Commemorated on the Soissons Memorial, Aisne, France.
11th Bn., Lancashire Fusiliers. 74th Brigade of 25th Division.
Son of John Richard and Maria Owen, of 9, Lea Brook Rd., Ocker Hill, Tipton, Staffs.
Born: Ocker Hill, Enlisted: Wolverhampton, Resident: Tipton.
First landed France & Flanders, post 31st December 1915.
Medal entitlement: British War Medal, Victory Medal.
Soldier's Papers at National Archives did not survive.
Commemorated on the St. Mark's Memorial.
Commemorated here because he appears on a Tipton memorial.
Link to Commonwealth War Graves Site: www.cwgc.org/find-war-dead/casualty/1759607/
Joseph Owen was born 1 October 1899 at 1 Leabrook Road, Tipton. Son of John Owen (General Labourer) and Maria Owen (nee Shaw). He was one of 10 children.
6 Court 1 House, Leabrook Road, Ocker Hill, Tipton, Staffs.
John Richard Owen (28, Stationary Engine Stoker, born Bilston), his wife Maria (25, born Tipton), and their 2 children: John William (4, born Tipton), Joseph (1, born Tipton).
9 Leabrook Road, Ocker Hill, Tipton, Staffs.
John Richard Owen (38, Engineer, born Moxley), his wife Maria (35, born Tipton), and their 7 surviving children of 8: William (14, Worker at Tube Works, born Tipton), Joseph (11, School, born Tipton), James (9, born Tipton), Richard (8, born Tipton), Sarah (4, born Tipton), Alice (2, born Tipton), and Ada (1, born Tipton).
After Joseph's death, his outstanding army pay and allowances amounted to £2/8/3d (2 pounds, 8 shillings and 3 pence); this was paid to his mother, Maria, in November 1919. His War Gratuity was £5/0/0d (5 pounds exactly), this was also paid to his mother in November 1919. The value of the War Gratuity suggests that Joseph had enlisted in approximately February 1917.
At the end of April 1918, five divisions of Commonwealth forces (IX Corps) were posted to the French 6th Army in the Soissons area to rest and refit following the German offensives on the Somme and Lys. This included the 25th Division, which was the last to arrive.

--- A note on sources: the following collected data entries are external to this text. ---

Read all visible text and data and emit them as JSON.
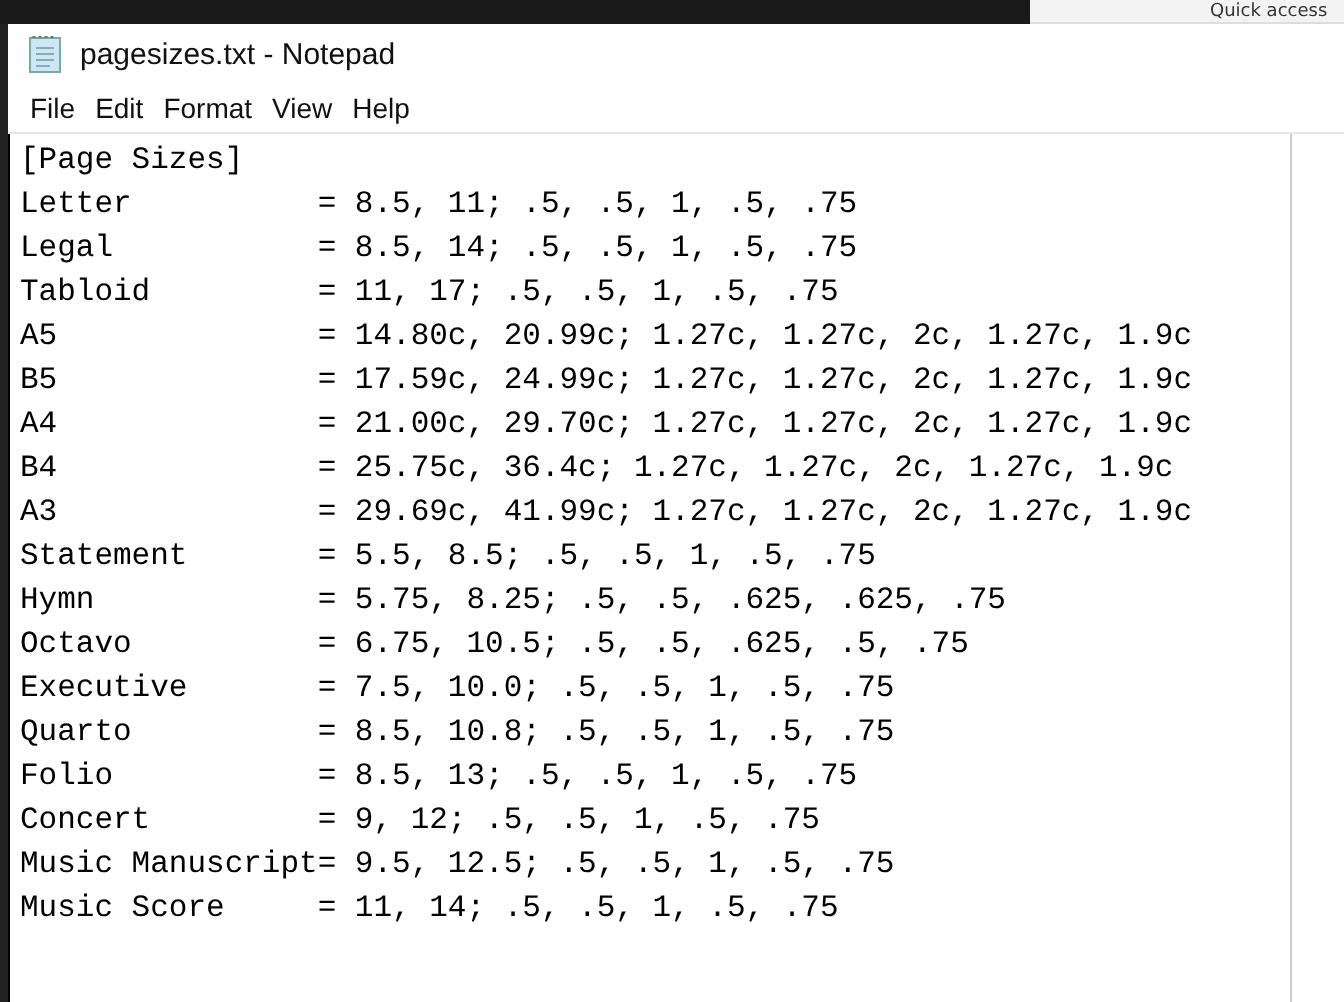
{
  "background_window": {
    "breadcrumb": "Quick access"
  },
  "window": {
    "title": "pagesizes.txt - Notepad"
  },
  "menu": [
    "File",
    "Edit",
    "Format",
    "View",
    "Help"
  ],
  "editor": {
    "lines": [
      "[Page Sizes]",
      "Letter          = 8.5, 11; .5, .5, 1, .5, .75",
      "Legal           = 8.5, 14; .5, .5, 1, .5, .75",
      "Tabloid         = 11, 17; .5, .5, 1, .5, .75",
      "A5              = 14.80c, 20.99c; 1.27c, 1.27c, 2c, 1.27c, 1.9c",
      "B5              = 17.59c, 24.99c; 1.27c, 1.27c, 2c, 1.27c, 1.9c",
      "A4              = 21.00c, 29.70c; 1.27c, 1.27c, 2c, 1.27c, 1.9c",
      "B4              = 25.75c, 36.4c; 1.27c, 1.27c, 2c, 1.27c, 1.9c",
      "A3              = 29.69c, 41.99c; 1.27c, 1.27c, 2c, 1.27c, 1.9c",
      "Statement       = 5.5, 8.5; .5, .5, 1, .5, .75",
      "Hymn            = 5.75, 8.25; .5, .5, .625, .625, .75",
      "Octavo          = 6.75, 10.5; .5, .5, .625, .5, .75",
      "Executive       = 7.5, 10.0; .5, .5, 1, .5, .75",
      "Quarto          = 8.5, 10.8; .5, .5, 1, .5, .75",
      "Folio           = 8.5, 13; .5, .5, 1, .5, .75",
      "Concert         = 9, 12; .5, .5, 1, .5, .75",
      "Music Manuscript= 9.5, 12.5; .5, .5, 1, .5, .75",
      "Music Score     = 11, 14; .5, .5, 1, .5, .75"
    ]
  }
}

Here, at the end of May, they found themselves facing the overwhelming German attack which, despite fierce opposition, pushed the Allies back across the Aisne to the Marne. The Battle of the Aisne commenced on 27th May 1918, and continued until 6th June.
The Battle of the Aisne began with a German attack in the early morning mist of 27th May. Their superior numbers forced the British into retreat, albeit with some heroic stands to slow the German advance. At 10.00am, the remaining British reserves were brought into action, but by the evening the British line had been forced back over 3,000 yards.
Units of 25th Division were thrown piecemeal into action, they were all but destroyed. The 11th Lancashire Fusiliers, holding high ground north of the River Vesle, held out to the last man. The remnants of many units were temporarily joined into composite units, fighting a withdrawal as the enemy pressed on many miles across the River Marne.
The Battle of the Aisne continued until 6th June. The Germans succeeded in pushing the Allies across the Aisne and down as far as the Marne at Chateau Thierry, capturing Soissons as they did so.
Over 50 men of the 11th Lancashire Fusiliers were killed on the 28th May 1918, including Joseph Owen. Like most of his comrades killed that day, Joseph has no known grave and is commemorated on the Soissons Memorial.
Birmingham Gazette August 9th 1918
Private Joseph Owen (57287), Lancashire Fusiliers is missing. He is the son of Mrs Owen, 9 Leabrook Road, Ocker Hill, Tipton. Private Owen was serving in France on 13th May 1918. His mother is very anxious for news, and will welcome any communications from her son's comrades.